How to Maximize Your Participation During the STEM Forum & Expo
Margie Gifford-Hawkins currently teaches science at Winfree Bryant Middle School in Lebanon, Tennessee. While teaching in Lebanon, Margie has launched an after-school Girls Science Club, a student-run TV station, Family STEM Nights, and Community Earth Day events at her school. She has been featured, with her science club, on a PBS News Hour Special and has been named News Channel 2 Educator of the Week.
She has presented sessions at many state, regional, and national science and math conferences. Margie also does educational consulting, conducting seminars on topics ranging from developing inquiry-based science lessons to teaching academic vocabulary, differentiated curriculum development, integrating science and math standards, and a “Best Practices in Teaching Science” seminar geared toward preservice teachers.
Margie has had her research on Academic Vocabulary’s Effect on Low Performing Math Students published by the Association of Supervision and Curriculum Development (ASCD). She holds a BA in education (MDSS Grades 1-8) and a MA in instructional leadership from Tennessee Technological University.
John Quinn started his position as executive director of the Department of Science, Technology, Engineering, and Mathematics with the Baltimore County Public Schools in September 2009. The vision for the department is to inspire, engage, and prepare the next generation to be inventors, explorers, and innovators who will lead U.S. achievement in STEM. Prior to working in Baltimore County, John worked for 31 years with the Howard County public school system as a science teacher, high school principal, science coordinator, and STEM project director. John holds a bachelor's degree in environmental resource management from Pennsylvania State University, a master's degree in technology education from the Johns Hopkins University, and a doctorate in education policy and administration from the University of Maryland College Park.
Michael Heinz serves as the science coordinator at the New Jersey Department of Education. Prior to joining the department in 2005, he was a middle school science teacher and team leader for a NASA Explorer School. Partnered with NASA, the NASA Explorer School teams seek to acquire new teaching resources and technology tools using NASA's unique content, experts, and other resources—to provide exciting learning experiences in science, technology, and mathematics for students.
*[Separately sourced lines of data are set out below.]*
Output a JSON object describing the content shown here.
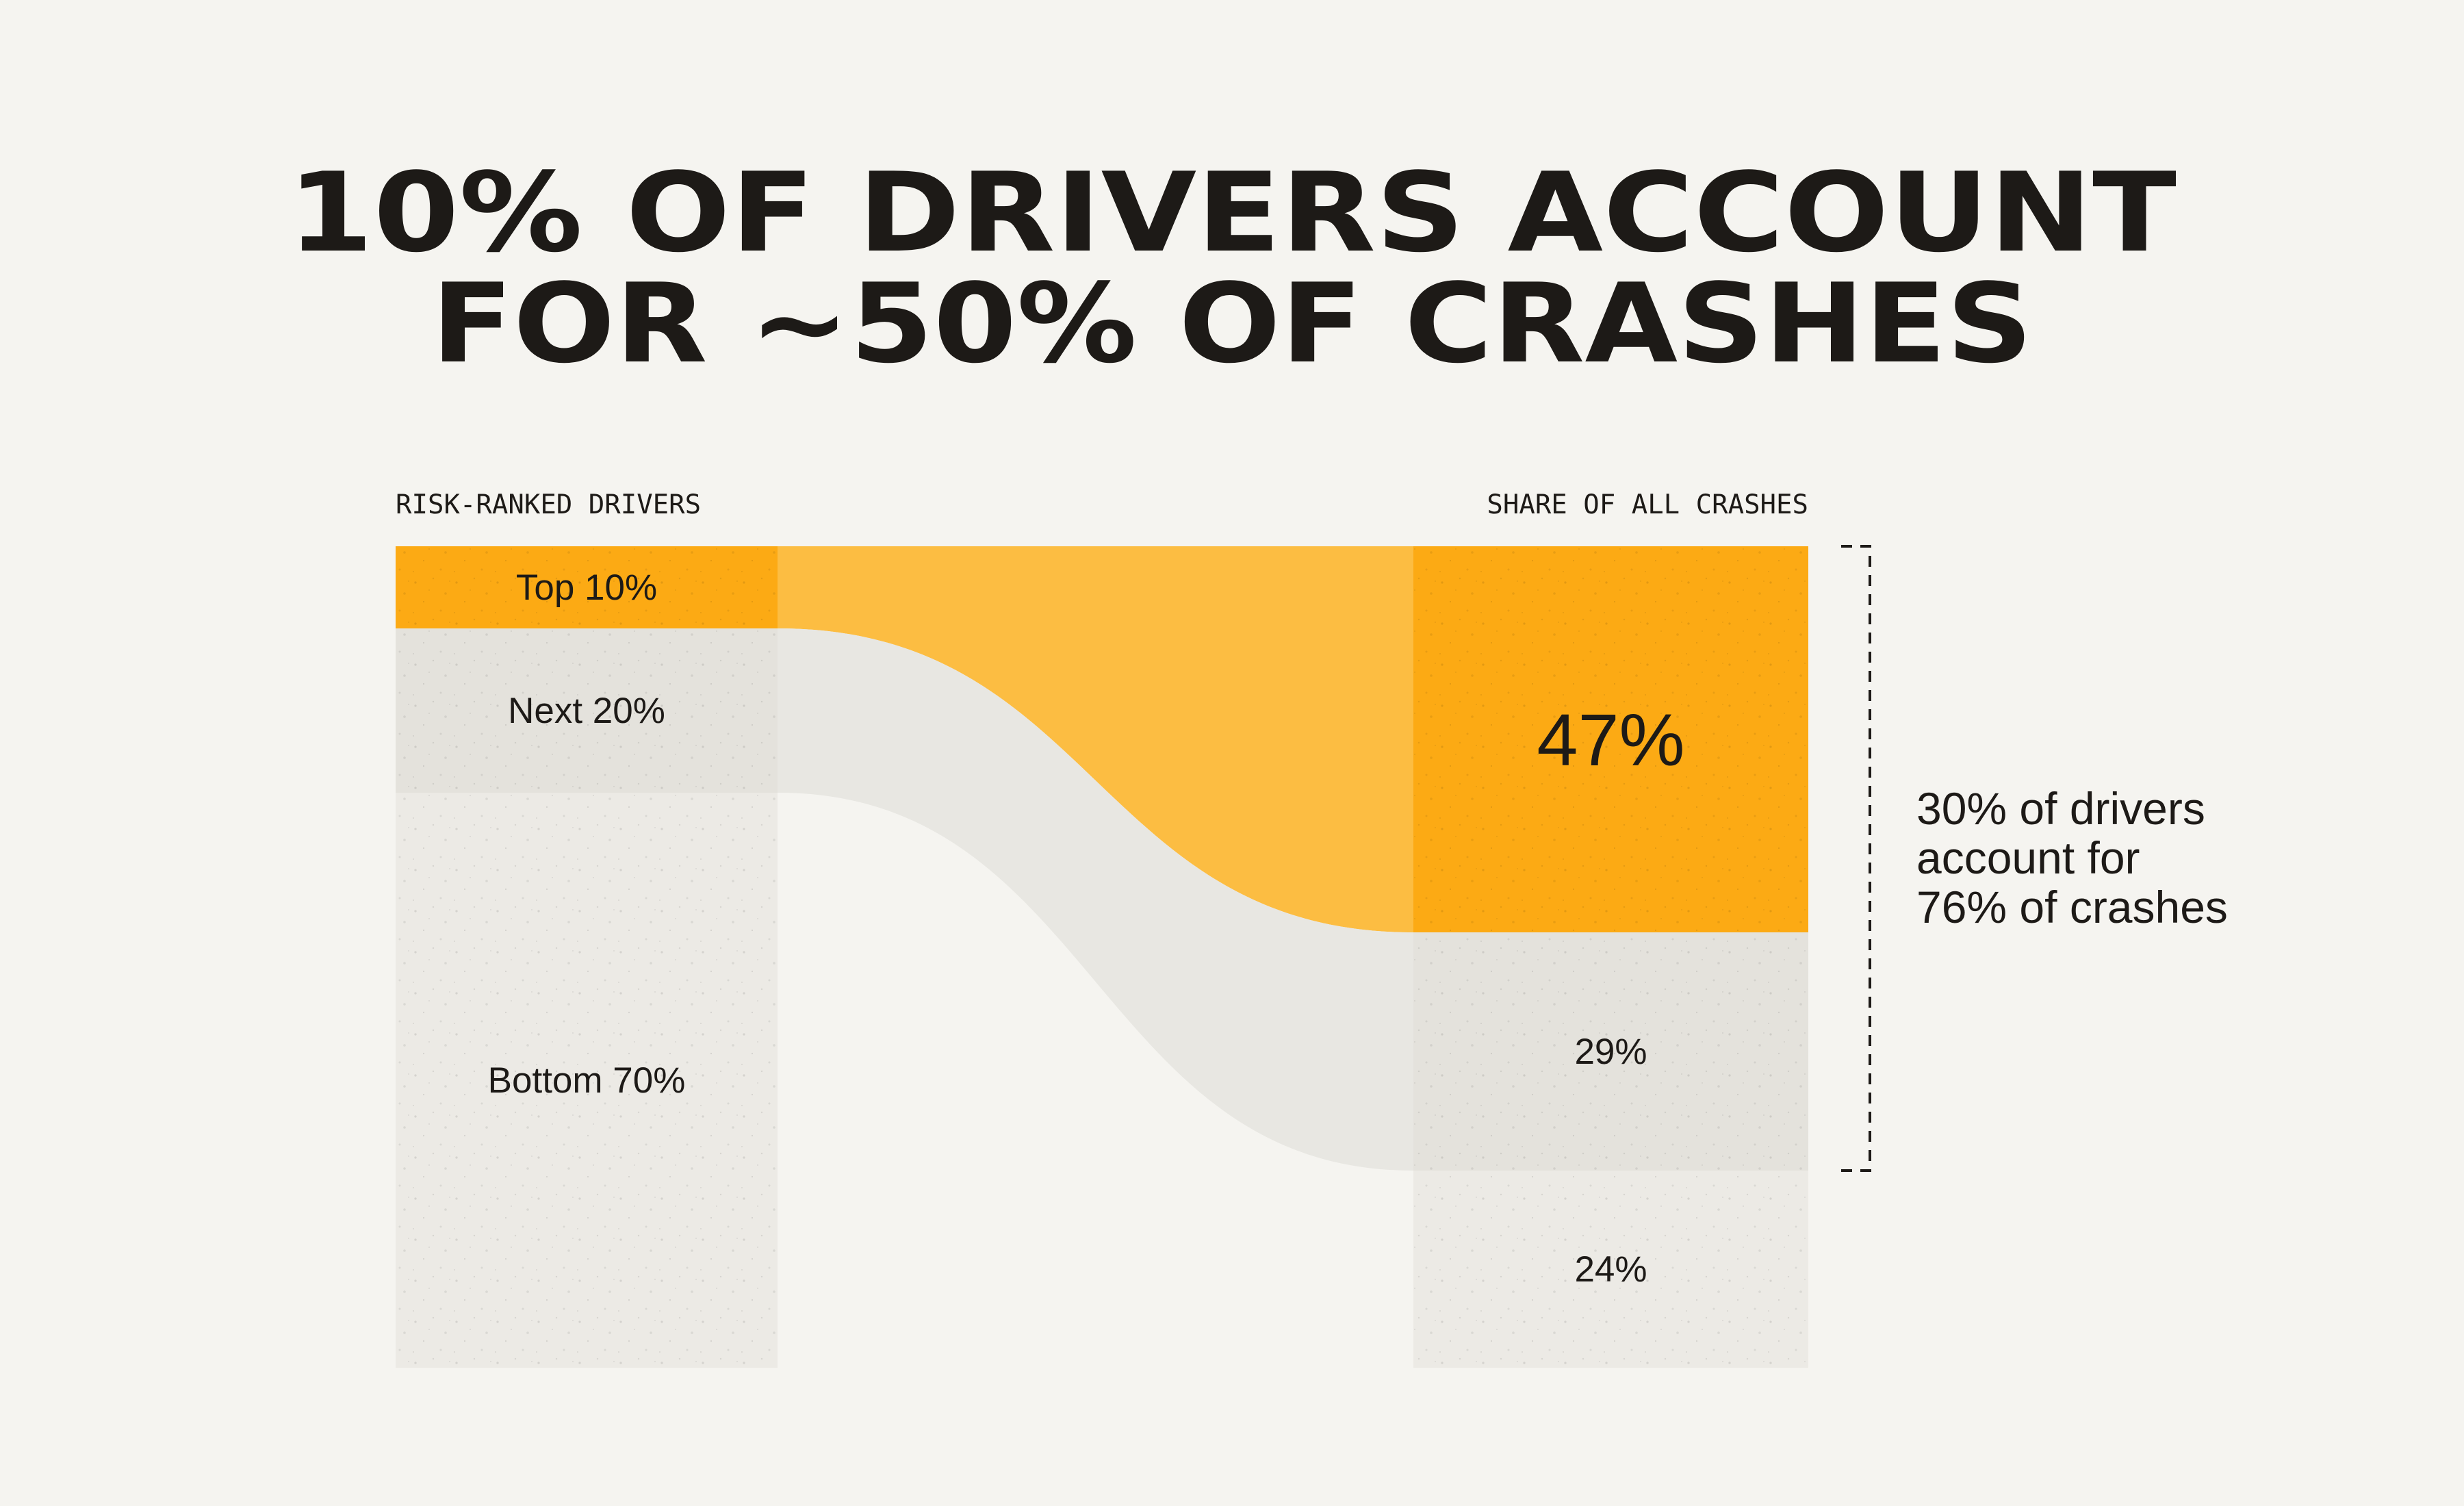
{
  "title": {
    "line1": "10% OF DRIVERS ACCOUNT",
    "line2": "FOR ~50% OF CRASHES"
  },
  "colors": {
    "background": "#f5f4f0",
    "accent": "#fcaa14",
    "flow_accent": "#fcbd42",
    "mid": "#e4e2dc",
    "light": "#eceae5",
    "flow_mid": "#e8e7e2",
    "text": "#1d1a17"
  },
  "chart_data": {
    "type": "sankey",
    "left_header": "RISK-RANKED DRIVERS",
    "right_header": "SHARE OF ALL CRASHES",
    "left_nodes": [
      {
        "label": "Top 10%",
        "value": 10,
        "color": "accent"
      },
      {
        "label": "Next 20%",
        "value": 20,
        "color": "mid"
      },
      {
        "label": "Bottom 70%",
        "value": 70,
        "color": "light"
      }
    ],
    "right_nodes": [
      {
        "label": "47%",
        "value": 47,
        "color": "accent"
      },
      {
        "label": "29%",
        "value": 29,
        "color": "mid"
      },
      {
        "label": "24%",
        "value": 24,
        "color": "light"
      }
    ],
    "flows": [
      {
        "from": 0,
        "to": 0,
        "color": "flow_accent"
      },
      {
        "from": 1,
        "to": 1,
        "color": "flow_mid"
      }
    ],
    "annotation": {
      "spans_right_nodes": [
        0,
        1
      ],
      "lines": [
        "30% of drivers",
        "account for",
        "76% of crashes"
      ]
    }
  }
}
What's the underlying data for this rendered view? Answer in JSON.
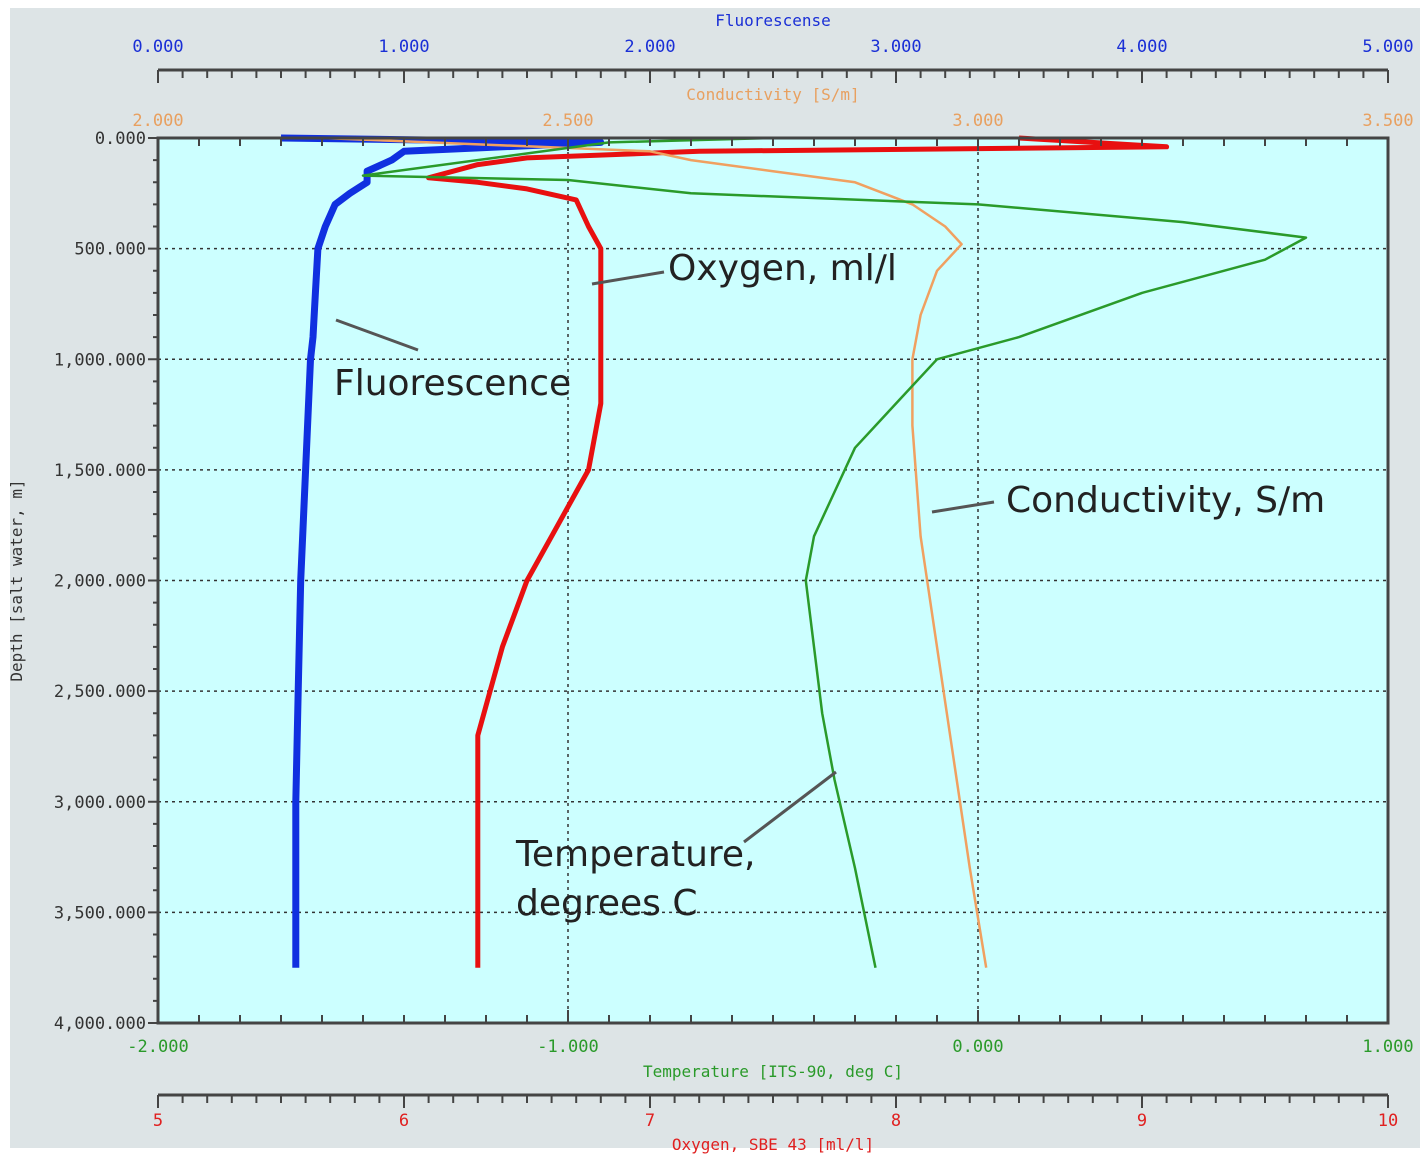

Tanisha Wesby has been employed with the Metropolitan Nashville (Tenn.) Public Schools since 1999, as a kindergarten teacher at Goodlettsville Elementary School and currently as a first grade teacher at Hattie Cotton STEM Magnet Elementary School. She is also a master teacher mentor for SECME, Inc., providing instructional coaching to elementary teachers for their professional development. A K-12 alliance linking STEM universities with school systems and corporate/government partners, a key goal of SECME is to increase the pool of historically underrepresented and underserved students who will be prepared to enter and complete postsecondary studies in science, technology, engineering, and mathematics (STEM); thus creating a diverse and globally competitive workforce. Her involvement with SECME began as a teacher participant in their summer institutes and has included being a SECME Teacher of the Year finalist in 2009.
Tanisha has also co-authored a children's book with her husband, Kenton Wesby, titled What Do You See When You Look at Me? Her outreach efforts include working to eliminate the achievement gap for underresourced students as a certified trainer for A Framework for Understanding Poverty through aha! Process, Inc. A native of Chattanooga, Tennessee, Tanisha earned her B.S. degree in early childhood education from Middle Tennessee State University, a M.Ed. degree in instructional effectiveness from Trevecca Nazarene University, and a specialist of education degree in instructional leadership from Tennessee Technological University.